Am südlichen Ende der Warschauer Brücke, zwischen den pulsierenden Berliner Stadtteilen Friedrichshain und Kreuzberg, wird gebaut. Das ist nichts Ungewöhnliches in der Hauptstadt der Baustellen. Allerdings soll hier das höchste Hochhaus der Stadt entstehen. Mit einer Höhe von 140 Metern wird es künftig nur vom Fernsehturm, dem Wahrzeichen Berlins, überragt. Doch das ist nicht der einzige Superlativ, den man sich an die Fahnen heftet. Der Edge East Side Tower verspricht außerdem, mit seiner Fertigstellung 2023 das gesündeste Hochhaus Deutschlands zu sein.

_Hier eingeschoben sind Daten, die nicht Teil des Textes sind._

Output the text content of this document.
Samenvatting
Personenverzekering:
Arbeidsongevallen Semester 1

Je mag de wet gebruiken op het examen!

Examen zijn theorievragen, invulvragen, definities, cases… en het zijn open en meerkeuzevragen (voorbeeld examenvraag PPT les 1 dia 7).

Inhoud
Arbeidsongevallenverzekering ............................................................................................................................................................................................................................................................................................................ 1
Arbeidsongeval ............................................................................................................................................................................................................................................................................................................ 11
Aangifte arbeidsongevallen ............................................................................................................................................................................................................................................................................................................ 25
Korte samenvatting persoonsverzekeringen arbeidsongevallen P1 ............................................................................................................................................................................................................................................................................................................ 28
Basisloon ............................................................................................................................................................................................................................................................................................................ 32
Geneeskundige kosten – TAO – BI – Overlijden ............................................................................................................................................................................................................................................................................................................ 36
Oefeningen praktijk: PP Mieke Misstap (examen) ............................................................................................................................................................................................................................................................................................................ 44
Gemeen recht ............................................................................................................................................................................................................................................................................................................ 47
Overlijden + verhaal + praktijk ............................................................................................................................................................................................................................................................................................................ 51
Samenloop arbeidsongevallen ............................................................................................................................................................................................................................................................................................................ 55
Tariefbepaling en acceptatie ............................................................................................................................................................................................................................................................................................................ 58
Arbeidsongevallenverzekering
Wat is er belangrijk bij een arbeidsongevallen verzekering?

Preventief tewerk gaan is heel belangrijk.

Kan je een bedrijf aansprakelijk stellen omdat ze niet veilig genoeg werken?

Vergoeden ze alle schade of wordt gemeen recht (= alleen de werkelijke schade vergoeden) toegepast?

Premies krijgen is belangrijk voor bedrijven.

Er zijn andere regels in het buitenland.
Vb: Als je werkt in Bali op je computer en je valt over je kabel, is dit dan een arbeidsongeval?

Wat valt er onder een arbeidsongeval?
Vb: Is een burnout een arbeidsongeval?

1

Nutzerfreundliches High-Tech-Tool
Der Entwickler des Turms, Edge Technologies, hat sich dem Ziel verschrieben, Immobilien „grüner, smarter und gesünder“ zu machen. Big Data und smarte Technologien sollen das Bürogebäude zu einem nutzerfreundlichen High-Tech-Tool machen, das „den Menschen ins Zentrum rückt und intuitiv lernt“, wie es heißt. Die Performance des Gebäudes reguliert sich über intelligente Sensoren selbst und schafft eine Optimierung in Echtzeit, wie es in der Projektbeschreibung heißt.
Der Edge East Side strebt in Sachen Nachhaltigkeit eine Platin-Zertifizierung durch die Deutsche Gesellschaft für Nachhaltiges Bauen (DGNB) an. Ein gesundes Arbeitsklima in dem 35 Stockwerke hohen Turm soll die geplante WELL v2 Core & Shell Gold-Zertifizierung bescheinigen. Als Partner für die Architektur holte man sich ein Schwergewicht aus Dänemark: das Architekturbüro Bjarke Ingels.
Ein Kiez in der Vertikalen
Dieses lieferte einen Entwurf, der mit seiner markanten Fassade verspricht, zum neuen Blickfang in Berlins Skyline zu werden. Für Besucher der berühmten East Side Gallery wird er zum neuen Hintergrundmotiv werden, und Fahrgäste der U1 werden künftig täglich an der neuen Landmark vorbeifahren. Außerdem ist der Turm das neue Aushängeschild des in weiten Teilen fertiggestellten Mercedes-Benz-Quartiers.
Das ist eine Art vertikaler Kiez, der eine innere Nachbarschaft in einer vertikalen Struktur schafft.
Kai-Uwe Bergmann, BIG Architects
Um den Turm möglichst gut in das städtische Gefüge einzubinden, setzten die Architekten auf ein Mixed-Use-Programm. Gemeinsam mit dem Bezirk und Partnern aus der Nachbarschaft erstellten sie ein Nutzungskonzept, das den umliegenden Stadtteil möglichst gut abbilden sollte. „Das ist eine Art vertikaler Kiez, der eine innere Nachbarschaft in einer vertikalen Struktur schafft“, formuliert es der zuständige Architekt Kai-Uwe Bergmann von BIG.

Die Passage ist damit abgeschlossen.